En clair, si demain « ED-POWE-SUE» dépose auprès des acteurs administratifs une demande pour la création une nouvelle centrale – à charbon ou autre énergie - de 300 MégaWatt (MW), il devrait simultanément produire des certificats d’économie d’énergie pour 300 MW.

Les outils réglementaires et techniques correspondant existent depuis la loi du 13 juillet 2005 qui organise la définition et la certification des économies d’énergies.

Ce mécanisme est d’inspiration libérale en ceci qu’il permet aux entreprises de l’énergie de réaliser des arbitrages mais l’outil créé est également d’une grande souplesse pour l’acteur étatique qui peut sans incitation financière favoriser telle ou telle filière en fonction de la situation. Ainsi créer 1 MW d’origine thermique pourrait par exemple nécessiter aujourd’hui 100% de certificats d’économie d’énergie pendant que le nucléaire pourrait en nécessiter uniquement 50% et les énergies renouvelables 1% - symbolique - jusqu’à ce que les facteurs énergétiques mondiaux conduisent à faire évoluer ces coefficients.

Cette proposition présente trois avantages.

Premier avantage : le Grenelle de l’environnement a identifié la rénovation énergétique des bâtiments, qui représentent plus de 40% de la consommation d’énergie, comme un axe majeur. Or on sait que c’est sur la rénovation des bâtiments anciens que l’essentiel va se jouer mais qui pourrait payer cet énorme chantier  de 600 milliards d’euros pour 20 millions de logements soit 30000 euros par logement ? Les particuliers déjà touchés par la baisse du pouvoir d’achat ? L’Etat - en déficit - à travers de nouvelles réductions d’impôt ?

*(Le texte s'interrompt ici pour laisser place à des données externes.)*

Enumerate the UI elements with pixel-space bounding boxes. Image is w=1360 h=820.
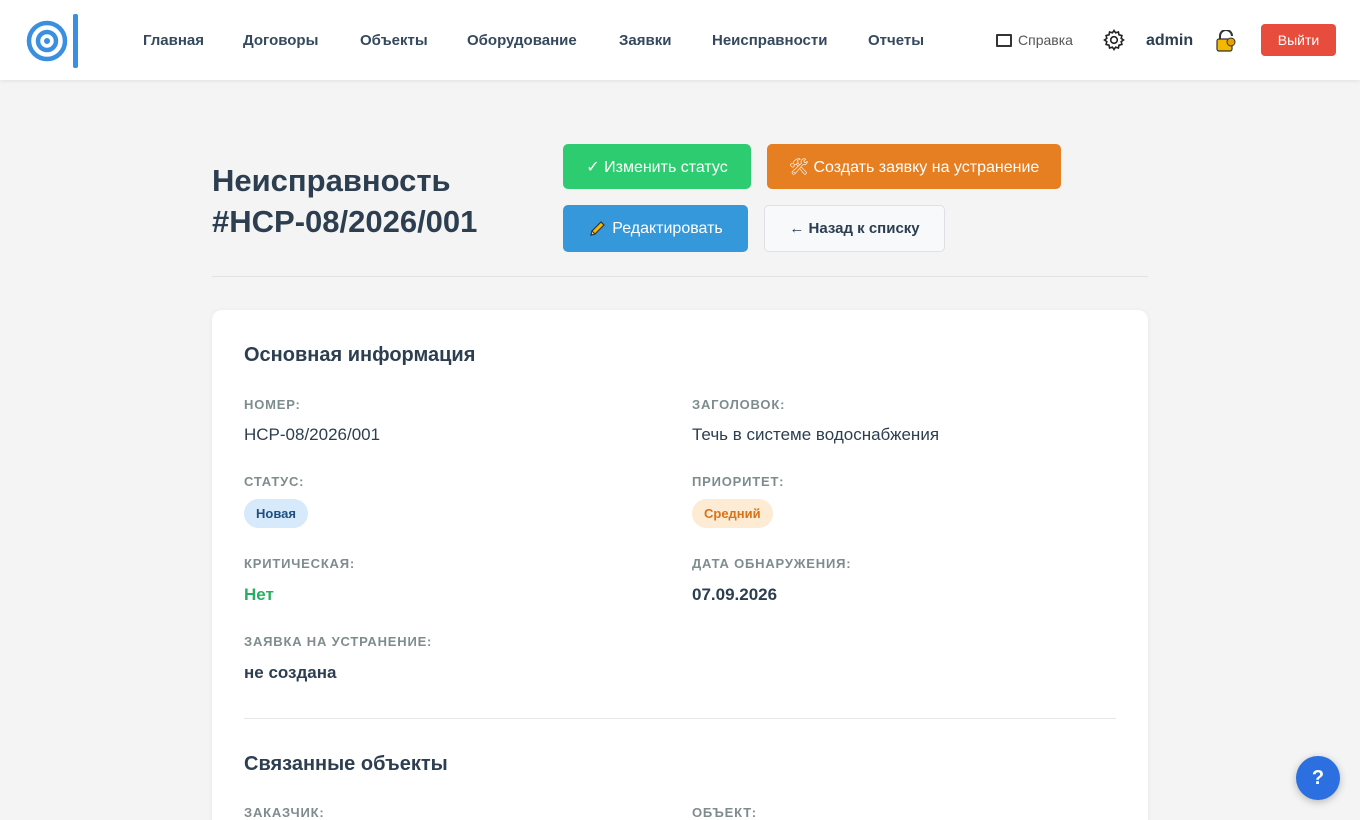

Par ce nouveau mécanisme de certificats, on tient un moyen de faire financer la rénovation énergétique du parc immobilier ancien par les grandes entreprises du secteur énergétique dont on connaît les profits actuels. En effet celles-ci devront soit financer directement des programmes de rénovation, soit racheter des certificats d’économie d’énergie, si elles veulent créer de nouvelles unités.

Bien entendu, il n’y a pas de miracle, les coûts ainsi engagés pour des travaux d’économie d’énergie seront répercutés à terme sur le prix de l’énergie payé par le consommateur final. Cependant les travaux et les dépenses liés aux économies d’énergie seront réalisés à très court terme alors que les coûts seront étalés sur la durée d’amortissement des centrales, une trentaine d’année voir plus.

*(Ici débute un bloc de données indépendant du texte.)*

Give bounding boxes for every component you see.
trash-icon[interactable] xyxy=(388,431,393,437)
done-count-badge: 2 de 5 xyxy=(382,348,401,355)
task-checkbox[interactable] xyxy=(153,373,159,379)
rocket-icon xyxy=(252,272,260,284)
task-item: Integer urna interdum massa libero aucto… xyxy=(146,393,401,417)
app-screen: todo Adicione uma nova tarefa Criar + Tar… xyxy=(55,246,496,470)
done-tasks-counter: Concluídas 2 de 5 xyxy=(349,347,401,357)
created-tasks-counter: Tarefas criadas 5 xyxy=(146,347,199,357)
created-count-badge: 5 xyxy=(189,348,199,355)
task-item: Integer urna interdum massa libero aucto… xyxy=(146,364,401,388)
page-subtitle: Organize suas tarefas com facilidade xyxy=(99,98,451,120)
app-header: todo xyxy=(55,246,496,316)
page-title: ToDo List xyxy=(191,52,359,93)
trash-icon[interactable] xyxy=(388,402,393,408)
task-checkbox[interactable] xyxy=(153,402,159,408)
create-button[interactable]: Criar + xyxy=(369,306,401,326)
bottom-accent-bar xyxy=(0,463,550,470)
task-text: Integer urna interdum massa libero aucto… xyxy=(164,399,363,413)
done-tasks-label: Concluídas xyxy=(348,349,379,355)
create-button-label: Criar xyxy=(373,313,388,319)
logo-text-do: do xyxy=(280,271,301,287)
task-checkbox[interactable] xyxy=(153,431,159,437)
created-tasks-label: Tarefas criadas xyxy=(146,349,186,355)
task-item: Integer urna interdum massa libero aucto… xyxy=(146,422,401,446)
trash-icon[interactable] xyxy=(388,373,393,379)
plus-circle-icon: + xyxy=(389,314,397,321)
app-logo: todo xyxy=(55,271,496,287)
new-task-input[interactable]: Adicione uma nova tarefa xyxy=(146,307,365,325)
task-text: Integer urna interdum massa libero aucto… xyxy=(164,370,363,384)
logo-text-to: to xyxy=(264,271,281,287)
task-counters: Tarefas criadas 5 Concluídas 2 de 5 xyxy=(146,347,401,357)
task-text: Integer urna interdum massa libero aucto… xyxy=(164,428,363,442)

D’où le deuxième avantage, cette valorisation massive des certificats d’économie d’énergie va injecter rapidement des montants considérables dans la filière des « économies d’énergie ». De l’explosion de la Recherche et Développement sur les « éco technologies » aux travaux sur sites, des dizaines de milliers d’emploi d’ingénieurs, de techniciens et d’ouvriers être créés. Les « clean technologies» peuvent enfin devenir un nouvel axe de développement et de leadership pour l’industrie française et européenne.

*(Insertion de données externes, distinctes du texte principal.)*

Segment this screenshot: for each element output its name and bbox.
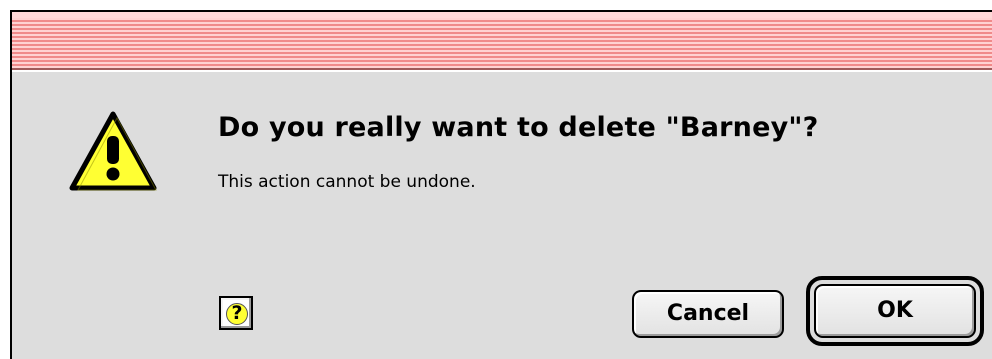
- alert-message: This action cannot be undone.: [218, 172, 476, 192]
- dialog-title-bar[interactable]: [12, 12, 992, 70]
- help-button[interactable]: ?: [219, 296, 253, 330]
- ok-button[interactable]: OK: [814, 284, 976, 338]
- cancel-button[interactable]: Cancel: [632, 290, 784, 338]
- title-bar-highlight: [12, 12, 992, 18]
- alert-dialog: Do you really want to delete "Barney"? T…: [10, 10, 992, 359]
- help-glyph: ?: [231, 302, 243, 324]
- dialog-content: Do you really want to delete "Barney"? T…: [12, 70, 992, 359]
- alert-headline: Do you really want to delete "Barney"?: [218, 112, 819, 143]
- warning-triangle-icon: [69, 111, 157, 191]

Enfin troisième avantage, cette nouvelle politique énergétique créatrice de « négaWatts » doit permettre d’inverser structurellement la courbe de demande d’énergie électrique à long terme et espérer atteindre après quelques dizaines d’années le fameux « facteur 4 » de réduction de la consommation.

Cette mesure permettrait donc de pousser les compagnies énergétiques à réinvestir rapidement leurs superprofits actuels au bénéfice de l’habitat de l’ensemble des citoyens et du développement durable de notre planète.